We began our dumpster dive trying to throw into our car a complete set. We later found out that we were not completely successful. We did “acquisition” twenty-nine volumes, but we inadvertently retrieved two copies of one volume and therefore missed another one. However, we were still thrilled with our find.

This was probably not the fanciest set of that Britannica. It is small. The pages are eight-and-a-half inches by six. The print is eye-straining. It can be barely read without a magnifying glass, but it calls out for one. Still, however, we had a classic edition and put them on a bookshelf. And they mostly remained on a bookshelf.

There were several problems. Of course, many of the entries were outdated, and in Britannica fashion, the articles often are long. Perhaps there might be some amusement in reading what the encyclopedia says about “Fasting,” but the entry is nearly fifteen thousand words and requires more of a commitment than my casual curiosity wishes to expend. (Not all the pieces are this long. The one that follows “Fasting”—“Fastolf, Sir John”–is a mere 700 words. I learned that he died in 1459 and that the soldier has a “lasting reputation as in some part the prototype of Shakespeare’s Falstaff.”)
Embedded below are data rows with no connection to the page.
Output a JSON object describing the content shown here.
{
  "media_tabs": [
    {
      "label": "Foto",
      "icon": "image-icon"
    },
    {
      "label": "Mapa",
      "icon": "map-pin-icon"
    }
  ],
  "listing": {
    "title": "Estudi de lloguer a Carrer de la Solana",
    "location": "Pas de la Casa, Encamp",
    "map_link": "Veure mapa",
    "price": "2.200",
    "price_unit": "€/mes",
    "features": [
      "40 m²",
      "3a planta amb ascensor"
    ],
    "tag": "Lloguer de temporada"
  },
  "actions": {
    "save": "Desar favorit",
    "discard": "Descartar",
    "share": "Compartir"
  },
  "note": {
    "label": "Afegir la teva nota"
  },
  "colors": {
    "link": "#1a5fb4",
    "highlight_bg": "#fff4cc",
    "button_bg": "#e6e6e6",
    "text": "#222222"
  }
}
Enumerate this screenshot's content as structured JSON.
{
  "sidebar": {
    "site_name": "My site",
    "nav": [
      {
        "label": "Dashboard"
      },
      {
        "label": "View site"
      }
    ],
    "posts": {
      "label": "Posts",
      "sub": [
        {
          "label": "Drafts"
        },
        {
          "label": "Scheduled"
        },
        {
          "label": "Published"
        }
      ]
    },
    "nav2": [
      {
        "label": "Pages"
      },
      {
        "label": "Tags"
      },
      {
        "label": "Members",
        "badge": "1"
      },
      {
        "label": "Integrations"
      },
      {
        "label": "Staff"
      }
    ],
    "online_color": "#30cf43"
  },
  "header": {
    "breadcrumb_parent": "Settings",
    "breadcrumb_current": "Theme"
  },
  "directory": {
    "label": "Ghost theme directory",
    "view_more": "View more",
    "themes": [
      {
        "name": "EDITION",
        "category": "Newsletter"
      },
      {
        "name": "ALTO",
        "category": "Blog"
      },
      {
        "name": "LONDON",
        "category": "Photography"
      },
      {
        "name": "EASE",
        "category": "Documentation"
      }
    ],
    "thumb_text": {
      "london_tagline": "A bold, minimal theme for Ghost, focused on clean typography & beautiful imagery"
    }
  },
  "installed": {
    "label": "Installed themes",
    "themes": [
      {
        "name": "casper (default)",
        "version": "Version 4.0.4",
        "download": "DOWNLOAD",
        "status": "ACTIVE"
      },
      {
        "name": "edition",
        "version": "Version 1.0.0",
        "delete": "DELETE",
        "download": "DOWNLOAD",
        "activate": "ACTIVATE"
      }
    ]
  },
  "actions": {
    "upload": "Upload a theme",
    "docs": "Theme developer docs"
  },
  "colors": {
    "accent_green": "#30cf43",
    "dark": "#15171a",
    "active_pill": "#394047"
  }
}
And while the bindings had held the pages together, the covers were some sort of faux leather that had become friable. Pulling a volume out and handling it produced a downpour of desiccated brown flakes on the shelves, floors, hands, and laps. Although the set was moved from place to place as residences changed, it was rarely consulted.

The pandemic, however, has changed some of this. Housebound at the beginning of Covid, the spouse decided to rebind our Britannica. With YouTube videos and online readings and purchases, she stripped off the leather covers and replaced them with brown cloth. They may not look as handsome as they did in 1910, but they can now be handled without a major vacuuming job.